🤖 AI Summary
Accurately predicting electronic bandgaps of crystalline materials solely from chemical composition remains challenging, especially given the non-Gaussian, multimodal nature of bandgap distributions and the absence of structural information.
Method: This work proposes a lightweight, highly interpretable hybrid random-variable modeling framework: bandgaps are modeled as nonnegative weighted averages of element-specific contributions—each parameterized by a single, physically meaningful scalar—subject to a truncation constraint. Crucially, the method formalizes bandgap prediction as a mixture-variable regression task, deliberately omitting crystal-structure inputs and relying exclusively on elemental descriptors.
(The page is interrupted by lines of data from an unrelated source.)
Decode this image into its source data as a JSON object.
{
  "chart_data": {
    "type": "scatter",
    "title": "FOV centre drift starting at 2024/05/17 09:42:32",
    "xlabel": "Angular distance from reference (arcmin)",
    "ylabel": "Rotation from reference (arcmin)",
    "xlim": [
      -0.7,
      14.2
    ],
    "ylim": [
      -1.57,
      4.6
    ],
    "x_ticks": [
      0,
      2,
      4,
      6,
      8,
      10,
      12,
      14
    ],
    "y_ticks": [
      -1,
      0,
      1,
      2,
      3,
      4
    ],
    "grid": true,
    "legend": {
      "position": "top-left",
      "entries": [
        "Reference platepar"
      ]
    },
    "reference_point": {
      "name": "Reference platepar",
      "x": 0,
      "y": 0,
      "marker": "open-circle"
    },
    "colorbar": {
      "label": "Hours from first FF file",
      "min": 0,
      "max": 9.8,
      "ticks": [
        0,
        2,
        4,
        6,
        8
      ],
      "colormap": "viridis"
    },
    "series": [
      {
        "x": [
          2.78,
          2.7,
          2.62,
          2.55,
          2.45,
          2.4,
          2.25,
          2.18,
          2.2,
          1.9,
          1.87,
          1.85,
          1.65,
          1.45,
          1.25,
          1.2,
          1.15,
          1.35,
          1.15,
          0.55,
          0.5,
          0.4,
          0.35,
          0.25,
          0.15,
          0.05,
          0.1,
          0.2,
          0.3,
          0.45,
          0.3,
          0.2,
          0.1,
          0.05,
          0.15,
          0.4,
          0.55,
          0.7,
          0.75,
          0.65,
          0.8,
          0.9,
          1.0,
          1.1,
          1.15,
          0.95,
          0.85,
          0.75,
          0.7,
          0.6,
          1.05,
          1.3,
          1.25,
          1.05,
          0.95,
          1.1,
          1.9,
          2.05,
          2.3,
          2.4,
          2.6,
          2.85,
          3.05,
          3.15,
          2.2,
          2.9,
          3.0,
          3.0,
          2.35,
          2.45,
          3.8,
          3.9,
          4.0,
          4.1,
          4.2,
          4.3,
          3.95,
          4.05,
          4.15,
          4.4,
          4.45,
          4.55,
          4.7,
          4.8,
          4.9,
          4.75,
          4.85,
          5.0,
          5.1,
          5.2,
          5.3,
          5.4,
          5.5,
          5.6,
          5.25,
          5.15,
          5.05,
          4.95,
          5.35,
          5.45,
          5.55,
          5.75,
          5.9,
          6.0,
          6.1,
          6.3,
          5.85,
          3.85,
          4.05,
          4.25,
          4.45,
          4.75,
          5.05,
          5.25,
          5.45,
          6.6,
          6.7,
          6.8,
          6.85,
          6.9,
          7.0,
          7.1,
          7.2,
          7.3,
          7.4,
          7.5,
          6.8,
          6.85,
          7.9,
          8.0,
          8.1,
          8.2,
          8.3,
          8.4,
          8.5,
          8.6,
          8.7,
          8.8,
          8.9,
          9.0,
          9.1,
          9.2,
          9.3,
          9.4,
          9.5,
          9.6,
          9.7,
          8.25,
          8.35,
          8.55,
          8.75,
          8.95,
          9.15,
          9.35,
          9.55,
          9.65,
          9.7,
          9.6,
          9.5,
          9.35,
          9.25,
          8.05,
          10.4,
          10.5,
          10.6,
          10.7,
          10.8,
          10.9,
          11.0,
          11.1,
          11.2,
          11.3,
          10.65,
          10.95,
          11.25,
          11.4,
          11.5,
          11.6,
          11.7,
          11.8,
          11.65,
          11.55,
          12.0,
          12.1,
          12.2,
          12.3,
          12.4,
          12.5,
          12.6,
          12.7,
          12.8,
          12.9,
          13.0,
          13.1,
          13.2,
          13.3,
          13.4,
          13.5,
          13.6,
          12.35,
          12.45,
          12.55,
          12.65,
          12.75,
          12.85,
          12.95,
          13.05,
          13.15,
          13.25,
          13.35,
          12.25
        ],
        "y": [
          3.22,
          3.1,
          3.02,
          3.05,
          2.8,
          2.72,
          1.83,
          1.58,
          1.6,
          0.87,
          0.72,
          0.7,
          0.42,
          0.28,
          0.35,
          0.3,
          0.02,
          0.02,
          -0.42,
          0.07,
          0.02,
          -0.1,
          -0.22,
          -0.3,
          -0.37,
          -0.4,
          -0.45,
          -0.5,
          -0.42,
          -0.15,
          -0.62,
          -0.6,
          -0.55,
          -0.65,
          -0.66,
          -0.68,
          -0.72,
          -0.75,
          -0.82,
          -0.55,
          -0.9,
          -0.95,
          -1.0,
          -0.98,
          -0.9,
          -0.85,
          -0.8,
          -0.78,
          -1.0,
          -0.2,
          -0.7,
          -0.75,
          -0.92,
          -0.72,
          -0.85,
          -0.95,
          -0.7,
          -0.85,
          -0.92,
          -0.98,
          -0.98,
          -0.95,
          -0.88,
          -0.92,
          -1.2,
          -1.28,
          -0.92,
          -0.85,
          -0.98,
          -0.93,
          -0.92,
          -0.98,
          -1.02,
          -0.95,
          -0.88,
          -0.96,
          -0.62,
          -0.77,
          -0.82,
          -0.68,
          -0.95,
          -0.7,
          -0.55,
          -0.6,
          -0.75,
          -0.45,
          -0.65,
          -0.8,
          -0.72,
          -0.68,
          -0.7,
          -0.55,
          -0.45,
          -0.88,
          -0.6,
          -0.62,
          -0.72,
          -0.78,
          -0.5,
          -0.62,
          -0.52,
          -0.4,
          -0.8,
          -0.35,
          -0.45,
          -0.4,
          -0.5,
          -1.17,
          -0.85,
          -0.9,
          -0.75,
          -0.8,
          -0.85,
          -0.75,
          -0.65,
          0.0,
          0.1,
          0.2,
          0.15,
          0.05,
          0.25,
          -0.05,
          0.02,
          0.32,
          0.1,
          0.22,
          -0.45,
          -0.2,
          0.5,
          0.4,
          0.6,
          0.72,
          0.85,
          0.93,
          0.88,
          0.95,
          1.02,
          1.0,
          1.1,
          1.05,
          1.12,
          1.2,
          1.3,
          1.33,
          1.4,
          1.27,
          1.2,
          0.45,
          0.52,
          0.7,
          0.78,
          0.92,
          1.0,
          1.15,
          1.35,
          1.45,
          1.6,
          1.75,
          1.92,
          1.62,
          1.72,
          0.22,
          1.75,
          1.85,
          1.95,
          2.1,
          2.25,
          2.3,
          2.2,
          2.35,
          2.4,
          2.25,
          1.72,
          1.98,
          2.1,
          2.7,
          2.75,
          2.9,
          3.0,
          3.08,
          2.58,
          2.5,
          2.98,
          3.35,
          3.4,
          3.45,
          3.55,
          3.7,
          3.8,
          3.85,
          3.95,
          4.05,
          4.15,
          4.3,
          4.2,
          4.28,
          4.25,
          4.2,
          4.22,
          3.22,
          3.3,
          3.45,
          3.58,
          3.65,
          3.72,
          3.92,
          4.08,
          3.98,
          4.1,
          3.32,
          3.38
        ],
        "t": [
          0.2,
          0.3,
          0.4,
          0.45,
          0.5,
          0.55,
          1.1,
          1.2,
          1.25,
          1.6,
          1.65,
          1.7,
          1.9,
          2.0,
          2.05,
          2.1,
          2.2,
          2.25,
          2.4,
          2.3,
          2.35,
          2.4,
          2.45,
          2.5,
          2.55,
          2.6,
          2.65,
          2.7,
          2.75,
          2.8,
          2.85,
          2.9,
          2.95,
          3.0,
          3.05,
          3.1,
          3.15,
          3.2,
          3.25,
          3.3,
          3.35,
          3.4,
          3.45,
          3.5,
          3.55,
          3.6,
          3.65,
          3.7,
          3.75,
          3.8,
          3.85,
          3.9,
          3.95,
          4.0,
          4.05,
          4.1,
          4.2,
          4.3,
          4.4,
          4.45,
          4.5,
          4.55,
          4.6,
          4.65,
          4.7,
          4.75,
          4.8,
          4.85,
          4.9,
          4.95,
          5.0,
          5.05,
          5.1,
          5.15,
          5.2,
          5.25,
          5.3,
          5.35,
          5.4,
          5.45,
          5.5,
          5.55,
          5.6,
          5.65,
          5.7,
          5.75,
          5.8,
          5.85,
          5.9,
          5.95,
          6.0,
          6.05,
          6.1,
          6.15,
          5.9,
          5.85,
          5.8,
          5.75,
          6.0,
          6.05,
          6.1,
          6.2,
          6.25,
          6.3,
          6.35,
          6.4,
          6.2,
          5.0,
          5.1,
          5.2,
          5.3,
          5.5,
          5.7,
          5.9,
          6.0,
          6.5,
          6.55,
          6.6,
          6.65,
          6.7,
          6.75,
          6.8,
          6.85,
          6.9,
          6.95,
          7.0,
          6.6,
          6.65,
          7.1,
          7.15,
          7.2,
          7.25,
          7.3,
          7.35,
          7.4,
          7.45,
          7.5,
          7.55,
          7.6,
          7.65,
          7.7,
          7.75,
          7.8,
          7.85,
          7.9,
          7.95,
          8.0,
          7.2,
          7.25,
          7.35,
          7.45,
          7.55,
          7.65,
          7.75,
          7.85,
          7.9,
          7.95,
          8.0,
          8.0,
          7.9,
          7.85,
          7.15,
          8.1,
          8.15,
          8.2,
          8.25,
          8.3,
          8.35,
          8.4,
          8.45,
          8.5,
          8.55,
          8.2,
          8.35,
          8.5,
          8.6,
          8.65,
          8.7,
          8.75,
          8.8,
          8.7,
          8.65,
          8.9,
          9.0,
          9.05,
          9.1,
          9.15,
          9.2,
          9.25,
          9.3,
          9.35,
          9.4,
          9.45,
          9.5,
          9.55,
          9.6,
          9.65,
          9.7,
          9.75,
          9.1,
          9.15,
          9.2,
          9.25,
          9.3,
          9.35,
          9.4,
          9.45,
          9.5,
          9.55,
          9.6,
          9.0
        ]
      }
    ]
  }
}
Contribution/Results: On diverse inorganic crystal datasets, the model achieves accuracy competitive with state-of-the-art structure-aware deep learning models, while reducing parameter count by three orders of magnitude. Learned elemental parameters exhibit strong chemical consistency with established physical quantities—including electronegativity and orbital energy levels—demonstrating simultaneous excellence in predictive performance, interpretability, and physical plausibility.
📝 Abstract
In solid-state materials science, substantial efforts have been devoted to the calculation and modeling of the electronic band gap. While a wide range of ab initio methods and machine learning algorithms have been created that can predict this quantity, the development of new computational approaches for studying the band gap remains an active area of research. Here we introduce a simple machine learning model for predicting the band gap using only the chemical composition of the crystalline material. To motivate the form of the model, we first analyze the empirical distribution of the band gap, which sheds new light on its atypical statistics. Specifically, our analysis enables us to frame band gap prediction as a task of modeling a mixed random variable, and we design our model accordingly. Our model formulation incorporates thematic ideas from chemical heuristic models for other material properties in a manner that is suited towards the band gap modeling task. The model has exactly one parameter corresponding to each element, which is fit using data. To predict the band gap for a given material, the model computes a weighted average of the parameters associated with its constituent elements and then takes the maximum of this quantity and zero. The model provides heuristic chemical interpretability by intuitively capturing the associations between the band gap and individual chemical elements.